K. Kannan, J.@mdashThe revision is against an order allowing an application for amendment sought by the plaintiff in a suit for specific
performance on the ground that there were some typographical errors in the initial plaint and hence wanted to include in paragraph 9-A to the
existing paragraph 9. The existing paragraph refers to an agreement of sale executed on 9.5.2005, that the first defendant vendor did not act as per
the terms of the agreement and that there was a Panchayat held asking the first defendant to execute the sale deed. The plaintiff could aver in the
plaint as originally pleaded that he was at the Sub Registrar''s office at the relevant time but the vendor did not turn up. In the amended plaint
sought to be made by introduction of paragraph 9-A, there is a reference to the fact of exchange of notices through counsel between the plaintiff
and the first defendant and the plaintiff has also given a specific date when the plaintiff had actually turned up at the Sub Registrar''s office when the
defendant did not turn up. The amendment does not bring any change in cause of action nor does it introduce any fact which is such as to take the
defendant by surprise. It sets out (i) that there was an exchange of notices and ii) it gives a date of the event which was already set out in the plaint
that he waited at the Sub Registrar''s office when the first defendant did not appear.

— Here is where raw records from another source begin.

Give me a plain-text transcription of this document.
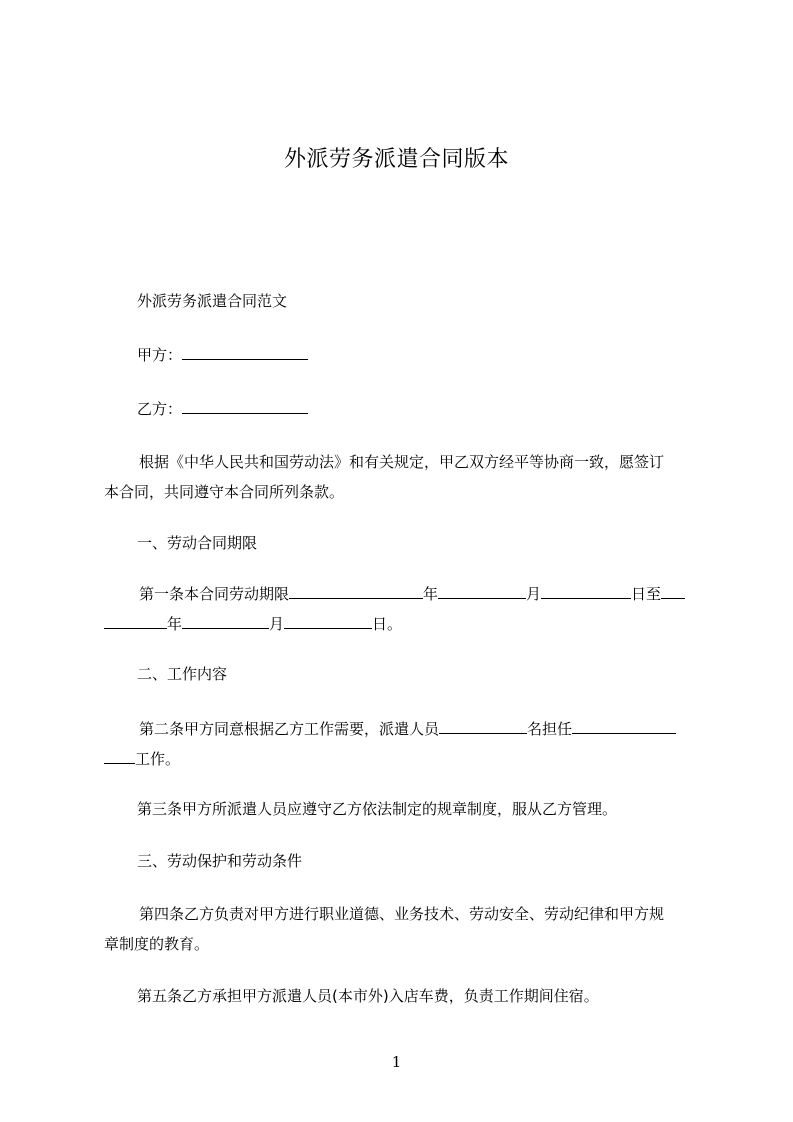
外派劳务派遣合同版本
外派劳务派遣合同范文
甲方：
乙方：
根据《中华人民共和国劳动法》和有关规定，甲乙双方经平等协商一致，愿签订
本合同，共同遵守本合同所列条款。
一、劳动合同期限
第一条本合同劳动期限	年	月	日至
年	月	日。
二、工作内容
第二条甲方同意根据乙方工作需要，派遣人员	名担任
工作。
第三条甲方所派遣人员应遵守乙方依法制定的规章制度，服从乙方管理。
三、劳动保护和劳动条件
第四条乙方负责对甲方进行职业道德、业务技术、劳动安全、劳动纪律和甲方规
章制度的教育。
第五条乙方承担甲方派遣人员(本市外)入店车费，负责工作期间住宿。
1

2. These additions brought about is assailed in revision by the subsequent purchaser on a plea that these facts were surely known to the plaintiff at
the time when the suit was filed and that it was not merely a typographical error as sought to be contended by introducing wholly a new para.
Learned counsel would also refer me to the decision of the Supreme Court in J. Samuel and Others Vs. Gattu Mahesh and Others, as setting out a
law exactly similar to the facts that arise into the case. The Supreme Court was considering a case of amendment sought to incorporate a plea on
an averment that it was missed due to typographical mistake in the plaint. The plaintiff in that case was seen to be introducing a whole new case.
The omission had been on a vital plea in plaint referring to the essentials of what was to be stated u/s 16(c) of the Specific Relief Act. The court
found it to be a result of lack of due diligence which could not be recorded merely as typographical error. If at all, any congruity of the incidence
could be noted, it is a reference to typographical error. In this case, evidently it was not a typographical error. We are applying a language which is
foreign to us. If the plaintiff has stated that due to typographical error he had not referred to the exchange of notice, it should be seen that he was
referring to a issue which ought to have been stated previously. I do not think that there was any essential pleading which was omitted to be stated
or any addition or inclusion that brings about a situation that can harm the defendant. The revision is an unmerited attempt at the instance of the
subsequent purchaser and it deserves to be dismissed and accordingly dismissed.